Autant le dire de suite, j'ai été totalement époustouflée par ce roman noir, petit par la taille mais grand par son propos et dense en émotions. C'est méchamment bien léché dans un style à la fois simple, concis, sans fioritures, directe et redoutablement efficace ! Personnellement, il m'a roulé dans la farine jusqu'à la fin… et pourtant…
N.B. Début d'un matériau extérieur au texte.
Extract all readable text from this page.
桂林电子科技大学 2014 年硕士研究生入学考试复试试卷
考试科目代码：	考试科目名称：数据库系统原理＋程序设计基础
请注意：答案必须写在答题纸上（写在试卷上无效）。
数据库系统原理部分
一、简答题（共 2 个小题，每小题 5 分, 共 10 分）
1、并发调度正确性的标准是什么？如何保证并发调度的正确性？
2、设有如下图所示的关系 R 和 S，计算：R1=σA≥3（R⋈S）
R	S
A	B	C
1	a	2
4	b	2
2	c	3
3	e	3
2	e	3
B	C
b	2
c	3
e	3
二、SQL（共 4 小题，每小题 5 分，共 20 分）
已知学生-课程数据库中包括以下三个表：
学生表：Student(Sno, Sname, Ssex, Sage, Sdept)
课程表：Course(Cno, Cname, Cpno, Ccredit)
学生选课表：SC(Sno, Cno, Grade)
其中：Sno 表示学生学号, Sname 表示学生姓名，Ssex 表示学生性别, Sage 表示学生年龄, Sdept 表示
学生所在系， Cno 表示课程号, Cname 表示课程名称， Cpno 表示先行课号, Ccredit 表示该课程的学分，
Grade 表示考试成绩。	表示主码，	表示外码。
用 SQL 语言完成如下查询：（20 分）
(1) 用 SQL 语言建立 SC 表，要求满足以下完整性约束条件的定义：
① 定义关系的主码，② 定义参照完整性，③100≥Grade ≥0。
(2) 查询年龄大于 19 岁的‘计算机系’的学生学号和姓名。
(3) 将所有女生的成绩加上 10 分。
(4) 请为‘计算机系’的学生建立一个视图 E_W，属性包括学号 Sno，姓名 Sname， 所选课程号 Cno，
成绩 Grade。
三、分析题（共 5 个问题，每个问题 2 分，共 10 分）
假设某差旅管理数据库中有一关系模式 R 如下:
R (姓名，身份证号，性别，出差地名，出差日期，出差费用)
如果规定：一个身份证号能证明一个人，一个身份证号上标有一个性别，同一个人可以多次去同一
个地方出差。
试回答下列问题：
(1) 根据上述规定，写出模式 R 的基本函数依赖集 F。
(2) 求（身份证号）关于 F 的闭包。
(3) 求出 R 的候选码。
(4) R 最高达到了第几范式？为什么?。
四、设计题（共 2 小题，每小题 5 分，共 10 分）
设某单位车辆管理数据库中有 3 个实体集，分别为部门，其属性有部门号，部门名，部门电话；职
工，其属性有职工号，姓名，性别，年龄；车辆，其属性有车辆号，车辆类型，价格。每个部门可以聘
Et pourtant… plus la lecture avançait, plus ça me rappelait quelque chose. Un je ne sais quoi qui me renvoyai à un film d'Almodovar vu il y a un certain nombre d'années. Pas dans l'atmosphère mais oui et vérifications faites, il s'agit bien de « La Piel Que Habito », film de
Pedro Almodovar sorti en 2011.
Et bien que l'adaptation cinématographique soit relativement fidèle, le rendu est pourtant totalement différent. Fortement empreinte de l'atmosphère Almodovarienne. Je suis contente de ne pas avoir fait le rapprochement immédiatement, ça aurait « cassé » le suspense.
Mais revenons à nos moutons. Je dirais qu'il y a trois personnages « phare » (Eve, Richard et Alex) et deux personnages qui semblent périphérique au premier abord (Vincent et Viviane).
Au début, plusieurs chapitres s'enchainent sans lien apparent. J'avoue que ça m'a déstabilisée (Bravo pour une mordue de thriller ! Mais c'est dire si ça fonctionne bien !), et petit à petit on reconstitue les morceaux. le suspense s'invite d'emblée et les questions fusent mentalement.
On a pour commencer, un jeune homme, Vincent, victime d'un kidnapping en forêt. Il se retrouve à croupir dans une cave où son ravisseur, la
Mygale, comme il le surnomme, le traite d'abord comme un chien, lui faisant subir toute sorte de tortures dégradantes, puis peu à peu cela semble s'arranger pour se dégrader à nouveau. le bourreau souffle le chaud et le froid pour casser psychologiquement sa victime. Lui faire apprécier la moindre miette de clémence.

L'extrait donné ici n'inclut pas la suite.